The following are the overviews of the absorption and resistance numbers side by side with the completion percentages to search for initial patterns. Astel, Godrick, Valiant Gargoyles, and the Royal Knight Loretta were omitted from the elemental and status effect visualizations. Those bosses had several immune values that I translated to “9999” in my data, so I removed them to avoid skewing the averages Their data was included in the Physical Damage absorption analysis:
Madness and Sleep were omitted as the value was either immune or blank; This made it an uncommon binary effect. Death was included as it was the most common binary status effect.
A difference could be seen in the amount of high absorption and resistance values on the lower completion % group, but I needed to make it more visually clear to reach a confident conclusion
I looked at the stat averages of the above and below 43.10% completion groups and found compelling differences. I made sure the scales were the same across the absorption categories, to prevent visual distortion of the results.
The biggest difference between the groups is Lightening and Holy, differing by 14 and 15 respectively. The bosses that were completed least had a higher average absorption in all elemental damage types.
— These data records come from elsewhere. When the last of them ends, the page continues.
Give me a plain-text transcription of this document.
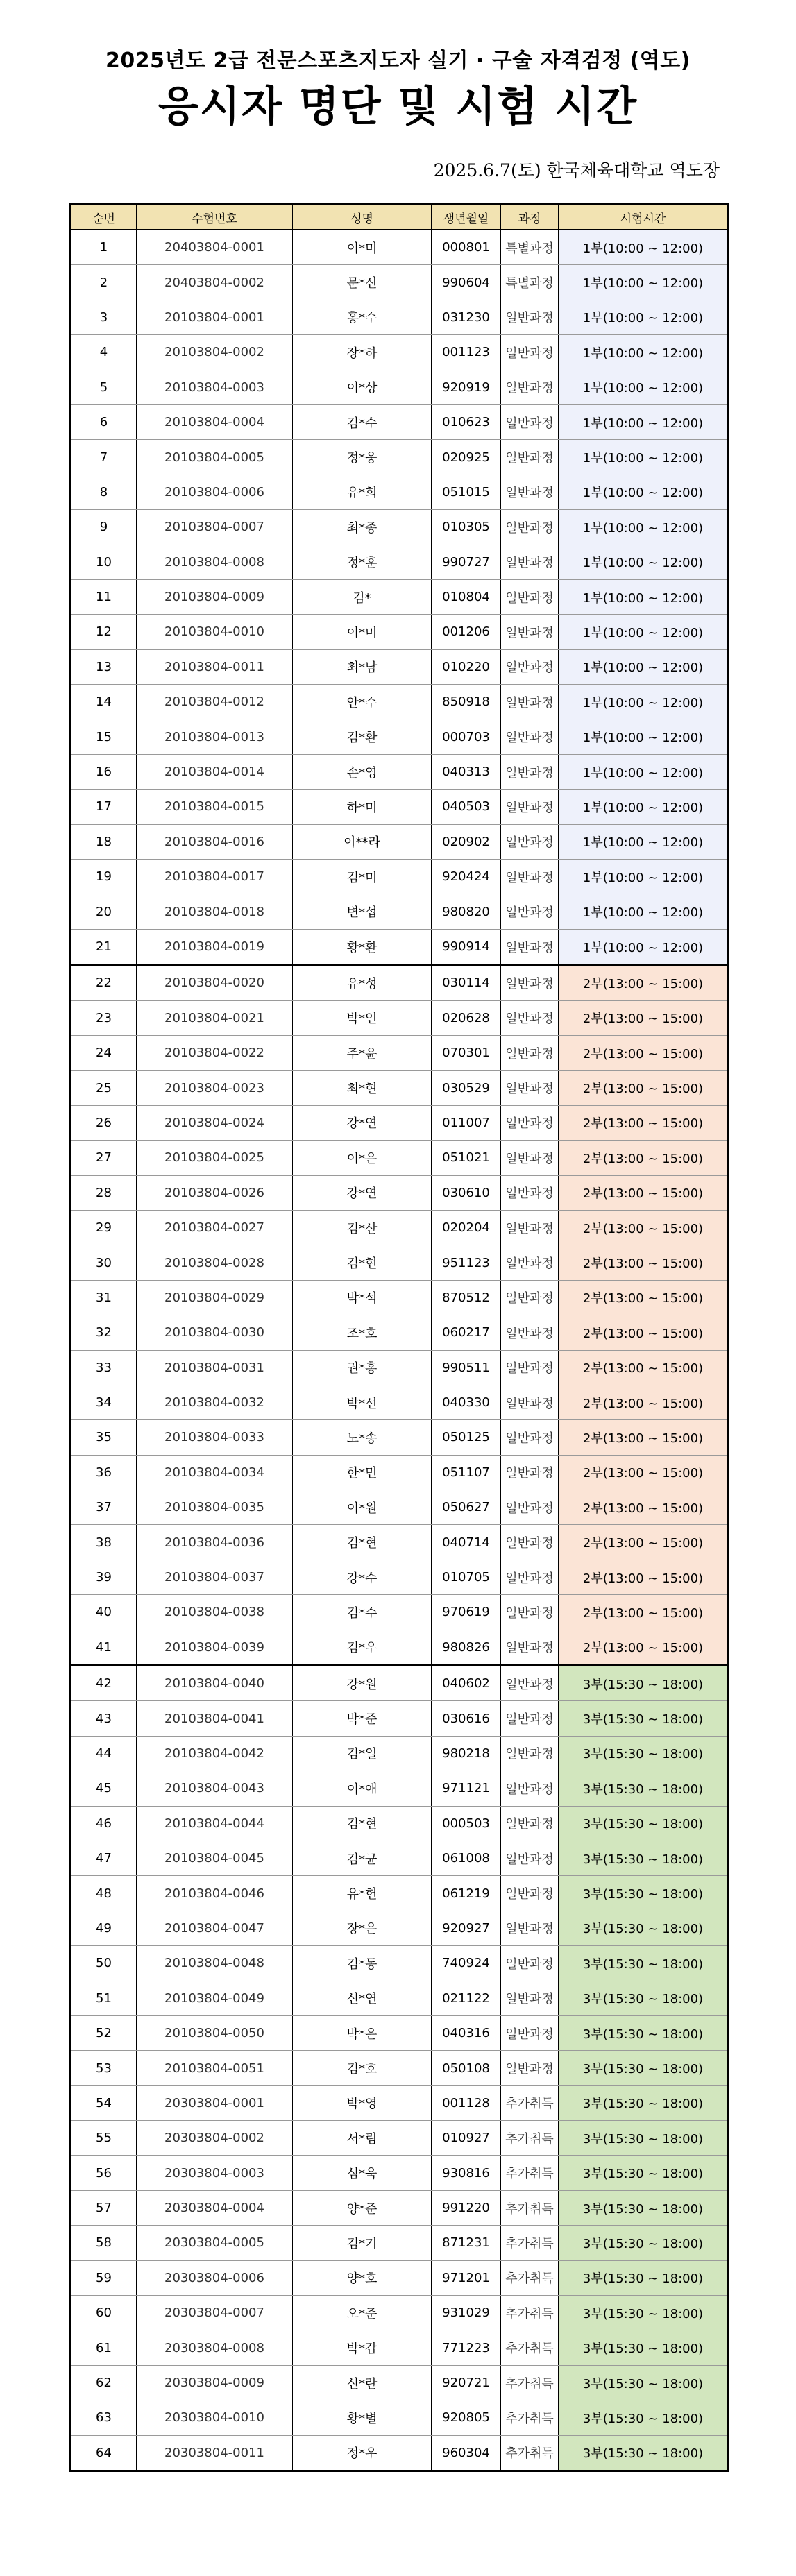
2025년도 2급 전문스포츠지도자 실기 · 구술 자격검정 (역도)
응시자 명단 및 시험 시간
2025.6.7(토) 한국체육대학교 역도장
순번	수험번호	성명	생년월일	과정	시험시간
1	20403804-0001	이*미	000801	특별과정	1부(10:00 ~ 12:00)
2	20403804-0002	문*신	990604	특별과정	1부(10:00 ~ 12:00)
3	20103804-0001	홍*수	031230	일반과정	1부(10:00 ~ 12:00)
4	20103804-0002	장*하	001123	일반과정	1부(10:00 ~ 12:00)
5	20103804-0003	이*상	920919	일반과정	1부(10:00 ~ 12:00)
6	20103804-0004	김*수	010623	일반과정	1부(10:00 ~ 12:00)
7	20103804-0005	정*웅	020925	일반과정	1부(10:00 ~ 12:00)
8	20103804-0006	유*희	051015	일반과정	1부(10:00 ~ 12:00)
9	20103804-0007	최*종	010305	일반과정	1부(10:00 ~ 12:00)
10	20103804-0008	정*훈	990727	일반과정	1부(10:00 ~ 12:00)
11	20103804-0009	김*	010804	일반과정	1부(10:00 ~ 12:00)
12	20103804-0010	이*미	001206	일반과정	1부(10:00 ~ 12:00)
13	20103804-0011	최*남	010220	일반과정	1부(10:00 ~ 12:00)
14	20103804-0012	안*수	850918	일반과정	1부(10:00 ~ 12:00)
15	20103804-0013	김*환	000703	일반과정	1부(10:00 ~ 12:00)
16	20103804-0014	손*영	040313	일반과정	1부(10:00 ~ 12:00)
17	20103804-0015	하*미	040503	일반과정	1부(10:00 ~ 12:00)
18	20103804-0016	이**라	020902	일반과정	1부(10:00 ~ 12:00)
19	20103804-0017	김*미	920424	일반과정	1부(10:00 ~ 12:00)
20	20103804-0018	변*섭	980820	일반과정	1부(10:00 ~ 12:00)
21	20103804-0019	황*환	990914	일반과정	1부(10:00 ~ 12:00)
22	20103804-0020	유*성	030114	일반과정	2부(13:00 ~ 15:00)
23	20103804-0021	박*인	020628	일반과정	2부(13:00 ~ 15:00)
24	20103804-0022	주*윤	070301	일반과정	2부(13:00 ~ 15:00)
25	20103804-0023	최*현	030529	일반과정	2부(13:00 ~ 15:00)
26	20103804-0024	강*연	011007	일반과정	2부(13:00 ~ 15:00)
27	20103804-0025	이*은	051021	일반과정	2부(13:00 ~ 15:00)
28	20103804-0026	강*연	030610	일반과정	2부(13:00 ~ 15:00)
29	20103804-0027	김*산	020204	일반과정	2부(13:00 ~ 15:00)
30	20103804-0028	김*현	951123	일반과정	2부(13:00 ~ 15:00)
31	20103804-0029	박*석	870512	일반과정	2부(13:00 ~ 15:00)
32	20103804-0030	조*호	060217	일반과정	2부(13:00 ~ 15:00)
33	20103804-0031	권*홍	990511	일반과정	2부(13:00 ~ 15:00)
34	20103804-0032	박*선	040330	일반과정	2부(13:00 ~ 15:00)
35	20103804-0033	노*송	050125	일반과정	2부(13:00 ~ 15:00)
36	20103804-0034	한*민	051107	일반과정	2부(13:00 ~ 15:00)
37	20103804-0035	이*원	050627	일반과정	2부(13:00 ~ 15:00)
38	20103804-0036	김*현	040714	일반과정	2부(13:00 ~ 15:00)
39	20103804-0037	강*수	010705	일반과정	2부(13:00 ~ 15:00)
40	20103804-0038	김*수	970619	일반과정	2부(13:00 ~ 15:00)
41	20103804-0039	김*우	980826	일반과정	2부(13:00 ~ 15:00)
42	20103804-0040	강*원	040602	일반과정	3부(15:30 ~ 18:00)
43	20103804-0041	박*준	030616	일반과정	3부(15:30 ~ 18:00)
44	20103804-0042	김*일	980218	일반과정	3부(15:30 ~ 18:00)
45	20103804-0043	이*애	971121	일반과정	3부(15:30 ~ 18:00)
46	20103804-0044	김*현	000503	일반과정	3부(15:30 ~ 18:00)
47	20103804-0045	김*균	061008	일반과정	3부(15:30 ~ 18:00)
48	20103804-0046	유*헌	061219	일반과정	3부(15:30 ~ 18:00)
49	20103804-0047	장*은	920927	일반과정	3부(15:30 ~ 18:00)
50	20103804-0048	김*동	740924	일반과정	3부(15:30 ~ 18:00)
51	20103804-0049	신*연	021122	일반과정	3부(15:30 ~ 18:00)
52	20103804-0050	박*은	040316	일반과정	3부(15:30 ~ 18:00)
53	20103804-0051	김*호	050108	일반과정	3부(15:30 ~ 18:00)
54	20303804-0001	박*영	001128	추가취득	3부(15:30 ~ 18:00)
55	20303804-0002	서*림	010927	추가취득	3부(15:30 ~ 18:00)
56	20303804-0003	심*욱	930816	추가취득	3부(15:30 ~ 18:00)
57	20303804-0004	양*준	991220	추가취득	3부(15:30 ~ 18:00)
58	20303804-0005	김*기	871231	추가취득	3부(15:30 ~ 18:00)
59	20303804-0006	양*호	971201	추가취득	3부(15:30 ~ 18:00)
60	20303804-0007	오*준	931029	추가취득	3부(15:30 ~ 18:00)
61	20303804-0008	박*갑	771223	추가취득	3부(15:30 ~ 18:00)
62	20303804-0009	신*란	920721	추가취득	3부(15:30 ~ 18:00)
63	20303804-0010	황*별	920805	추가취득	3부(15:30 ~ 18:00)
64	20303804-0011	정*우	960304	추가취득	3부(15:30 ~ 18:00)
The biggest difference between the groups is Poison and Scarlet Rot, differing by 187 and 189 respectively. The bosses that were completed the least had a higher average resistance to all status effects
Physical damage types showed the smallest relative differences. The biggest difference is Strike and Standard, differing by 15 and 6 respectively. The bosses that were completed the least had increased physical damage absorption, but not as drastically as status effects and elemental damage.
There is a negative relationship between the absorption and resistance numbers and the % of Steam Elden Ring players who defeat a boss.
This project stemmed from my interest in data, video games, and how people are known to drop FromSoftware games due to difficulty. So, after looking at all this data, I have some general insights and applications for my conclusions:
Build Choice: Individuals will often pick a certain type of damage and weapon they will stick with for a playthrough of a game. One popular one is a Bleed Build, which increases the infliction of what is labeled Hemorrhage in this project. This can lead people to get frustrated with late-game bosses that are bleed resistant and must be fought based on physical damage. These results give an overview of what bosses may be more difficult if one is doing a certain build, a nice alternative to Googling “what’s a good build” or “is Bleed the best build.” I personally plan to use this data for my next playthrough of Elden Ring.
Run/Ending Planning: Similar to choosing a build, some will know they want to pursue a certain ending or “completion run” where they fight everything. If someone is wanting to pursue a certain character’s ending or story line, they may need to fight Malenia, for example, and a Scarlet Rot focused build may increase the difficulty.
This was a fun project to practice and strengthen my skills, new and old, and answer questions I had about Elden Ring. The results of searching for builds feels less personal and I enjoy seeing a story unfold for myself. I plan on doing a similar project with Dark Souls 3, a more linear FromSoftware game.